There are also experts who claim the ethanol added to gasoline causes damage to automobile systems and reduces the life of the vehicle. If true, this provides an environmental problem elsewhere in disposal of old cars and power used to produce replacement vehicles.


Hybrid electric cars are gaining popularity in the U.S. For a time, these were not practical options for the vast U.S. land mass. Now they are favored due to the discount you can receive on an automobile insurance quote as well as their fuel efficiency.

Our cities and suburbs were not designed for efficient transportation and often large expanses of space must be covered to go from one end of a city to another or to commute to work from the suburbs.

In less populated states, there are often many miles to cover just to get from one town to another. Improved battery technology and the hybrid nature of many electric cars sold today have led to about 3 ½ million of the cars being sold in the U.S. This number may be somewhat misleading.

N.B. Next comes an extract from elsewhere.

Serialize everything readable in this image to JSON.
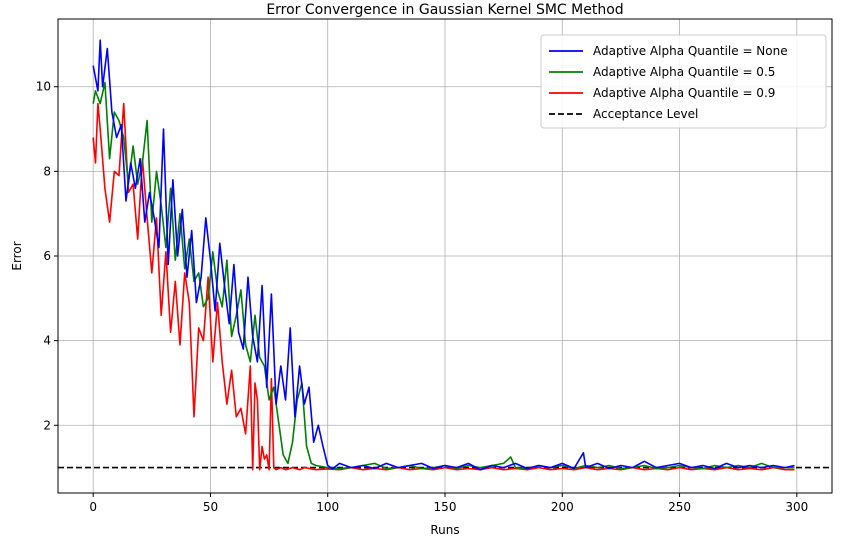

In recent years, the federal government attempted to boost the sales of alternative cars by offering large tax rebates for people who bought the vehicles.

The way the offer was written was not clear and in the end was discovered to apply to golf carts as well as to cars meant for road travel.

It is unknown how many of the electric cars purchased to take advantage of the government subsidy were in reality handy golf carts for sportsmen and retirees.

The size of the subsidy provided enough money that an expensive four passenger golf cart could be obtained for free by consumers. As often happens with government programs, by the time the problem was recognized the vehicles had already been sold and the rebates collected by buyers.

Low speed and low power "neighborhood" electric cars have been the best sellers in this category. In sprawling subdivisions across the country, the lifestyle is more than a series of individual homes.

There are schools, shopping areas and entertainment venues and these subdivisions occupy large pieces of land. The small electric cars are perfect for neighborhood travel over short distances where speed and power are not a concern.

This is not a bad use for electric cars as waste of fossil fuels in such areas was quite high. Using a plug-in electric vehicle to take children to school, run errands and go shopping reduces emissions and gas usage.

At the same time, the family would also need a larger fossil fuel powered car when leaving the neighborhood so the alternative cars used in this way were additional rather than replacement travel options.

Hybrid or Electric

Hybrid cars use an energy storage system such as a battery to boost fossil fuel energy. Hybrid engines are smaller and a few even use the car's motion to generate additional power.

Car companies are racing to produce as many styles of cars (powered by alternative energy) as they can and this is especially true in the area of hybrids. From a tiny, run-around city vehicle to sports cars, hybrid cars are increasing in power and in style.

It's commonly accepted that some time in the future all vehicles will be hybrid engines. Currently, the options available are limited but as research continues, the options will become broader and the public's acceptance of these vehicles will only increase.

Very Alternative Cars

There have been designs for human powered cars though you might think that's the basic design of a simple bicycle. Steam powered cars and hydrogen cars show potential but have the drawback of safety concerns that must be overcome.

Human waste and even sawdust have been discussed as potential energy sources for human transportation though the technology is at the earliest stage.

Other potential cars might be powered by nuclear energy, water or wood. The options are wide open and the research is proceeding rapidly with new developments frequently announced before the process has been fully vetted.